The MOST important thing to focus your brain power on is giving yourself permission to take micro-actions, explore, test-out, and keep your wellness simple. No need to join a membership gym, no need to go gluten-free, and so forth (although those things are useful).
1 | Trees: Literally being in nature or as close as possible (e.g. sitting among trees, surrounding your work space with images of nature, etc.) can improve health by reducing stress (i.e. improved mood and reduced blood pressure); there are many benefits to this tree-stress reduction experience including improved immune function.
3 | Sick Days: Use your sick days even if you’re not all that sick (i.e. “they’ll be fine without you” in the span of your lifetime); in service work, so many professionals don’t use their sick days and/or wait until they can’t move out of bed to decide to use those days.

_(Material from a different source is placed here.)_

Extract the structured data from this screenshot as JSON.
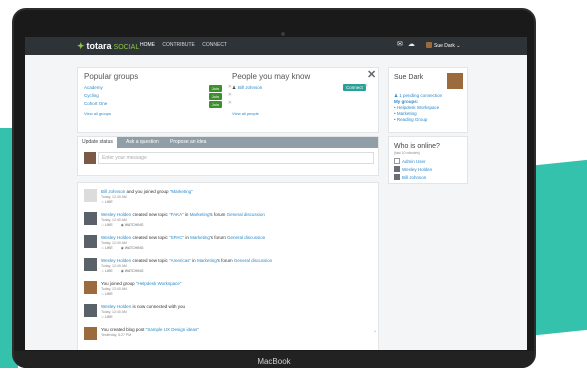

Also, when you’re sick use sick days because its associated with better selfcare.
4 | Wellness services and retreats: Shop around for cost and quality. Here’s our wellness opportunities. Using ours as a guide, you can explore more wellness services online. Look for certified practitioners who take you through learning innovative, research-based wellness activities.
At your job or volunteer site, there are things that you can do to support the organization in becoming wellness conscious. Whether the organizational leadership “gets it” or not, the following actions make a big difference for you and your future colleagues.

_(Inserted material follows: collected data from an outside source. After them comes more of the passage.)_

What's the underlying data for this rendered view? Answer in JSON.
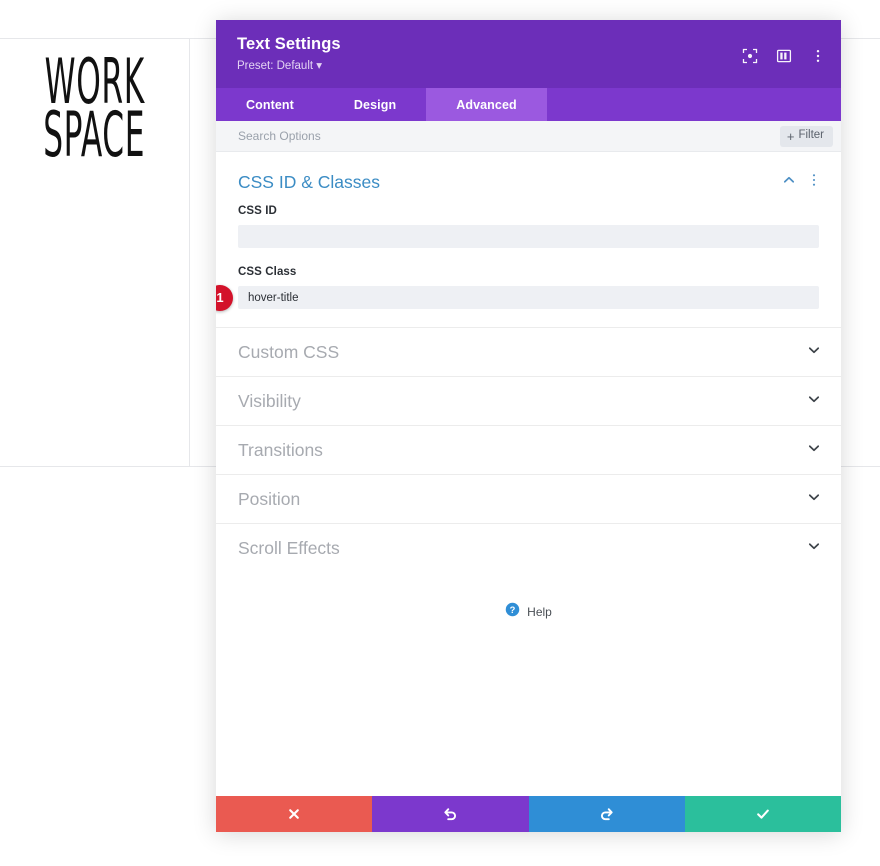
{
  "background": {
    "logo_line1": "WORK",
    "logo_line2": "SPACE"
  },
  "panel": {
    "title": "Text Settings",
    "preset": "Preset: Default ▾",
    "header_icons": [
      {
        "name": "fullscreen-icon"
      },
      {
        "name": "layout-panel-icon"
      },
      {
        "name": "kebab-menu-icon"
      }
    ],
    "tabs": [
      {
        "label": "Content",
        "active": false
      },
      {
        "label": "Design",
        "active": false
      },
      {
        "label": "Advanced",
        "active": true
      }
    ],
    "search": {
      "placeholder": "Search Options",
      "value": "",
      "filter_label": "Filter",
      "filter_plus": "+"
    },
    "open_section": {
      "title": "CSS ID & Classes",
      "fields": [
        {
          "label": "CSS ID",
          "value": "",
          "badge": null
        },
        {
          "label": "CSS Class",
          "value": "hover-title",
          "badge": "1"
        }
      ]
    },
    "collapsed_sections": [
      {
        "label": "Custom CSS"
      },
      {
        "label": "Visibility"
      },
      {
        "label": "Transitions"
      },
      {
        "label": "Position"
      },
      {
        "label": "Scroll Effects"
      }
    ],
    "help": {
      "label": "Help"
    },
    "footer_buttons": [
      {
        "name": "cancel-button",
        "icon": "close-icon"
      },
      {
        "name": "undo-button",
        "icon": "undo-icon"
      },
      {
        "name": "redo-button",
        "icon": "redo-icon"
      },
      {
        "name": "save-button",
        "icon": "check-icon"
      }
    ]
  },
  "colors": {
    "header_purple": "#6c2eb9",
    "tabs_purple": "#7c38cd",
    "active_tab_purple": "#9b59e0",
    "section_title_blue": "#3b8cc4",
    "badge_red": "#d3122a",
    "cancel_red": "#ea5a51",
    "undo_purple": "#7c38cd",
    "redo_blue": "#2f8ed6",
    "save_green": "#2bbf9c"
  }
}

1 | Write an authored or anonymous letter to organizational leadership that describes the workplace chronic stress, compassion fatigue, vicarious trauma, and/or burnout. Education them on the science and provide examples of immediate solutions by providing hyperlinks to relevant articles. Use language that include phrasing like this: “I observe and hear from colleagues about their low energy levels and struggles to maintain love for their work due to the stress and trauma that is part of their work. This is also my experience. This is not unique to our organization; research shows that inside and outside of the nonprofit sector, many professionals suffer from work-related stress. However, in the nonprofit sector, we are especially vulnerable to this suffering.”

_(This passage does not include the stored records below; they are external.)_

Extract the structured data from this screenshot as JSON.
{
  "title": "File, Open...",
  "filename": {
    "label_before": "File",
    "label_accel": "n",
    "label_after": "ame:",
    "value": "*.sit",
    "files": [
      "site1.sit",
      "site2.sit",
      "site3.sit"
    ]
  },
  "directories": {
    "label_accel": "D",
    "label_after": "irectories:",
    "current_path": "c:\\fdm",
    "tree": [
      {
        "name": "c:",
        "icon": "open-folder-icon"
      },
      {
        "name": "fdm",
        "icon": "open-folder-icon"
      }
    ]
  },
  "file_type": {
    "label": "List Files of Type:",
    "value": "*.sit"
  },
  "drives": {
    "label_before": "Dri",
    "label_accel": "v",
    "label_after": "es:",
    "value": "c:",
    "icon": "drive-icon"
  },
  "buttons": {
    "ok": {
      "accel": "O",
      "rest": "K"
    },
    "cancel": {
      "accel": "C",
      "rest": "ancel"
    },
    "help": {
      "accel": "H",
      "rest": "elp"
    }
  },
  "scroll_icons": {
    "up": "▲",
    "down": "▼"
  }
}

2 | Volunteer to do research for the organizational leadership on cost-effective solutions for the organization to support the wellness of staff.
3 | Look for grant opportunities for capacity building and include arguments in the grant application about why staff wellness equates with capacity building. You can even ask your local community foundation to give you tips on finding such grant opportunities.
4 | Find local researchers at universities and centers who would like to work with your staff team pro bono on creating an organization that promotes and supports wellness.
Across the country, chronic stress and burnout are all too common. This is even more heightened in the nonprofit sector. There are simple actions that you can take to contribute to a more beautiful and healthy sector for yourself and future badasses.
1 | Write an authored or anonymous letter to funders, describing the workplace chronic stress, compassion fatigue, vicarious trauma, and/or burnout. Education them on the science and provide examples of immediate solutions. Like with orgnization-based letters described above, provide hyperlinks to relevant research and be clear about what the toll looks like for professionals with a real life example.
2 | Write an authored or anonymous letter to professional associations (e.g. Council of Nonprofits), describing the workplace chronic stress, compassion fatigue, vicarious trauma, and/or burnout. Review the blogs and news on the associations website to see where they stand with an understanding of job-specific strain. If needed, education them on the science and provide examples of immediate solutions. As before, provide hyperlinks to relevant research and be clear about what the toll looks like for professionals with a real life example.
3 | Present at local, regional, and national professional conferences on this topic. Take on the role of ambassador for communicating the true cost of unaddressed chronic stress, compassion fatigue, vicarious trauma, and/or burnout. If not you, who? Don’t wait for a “specialist.”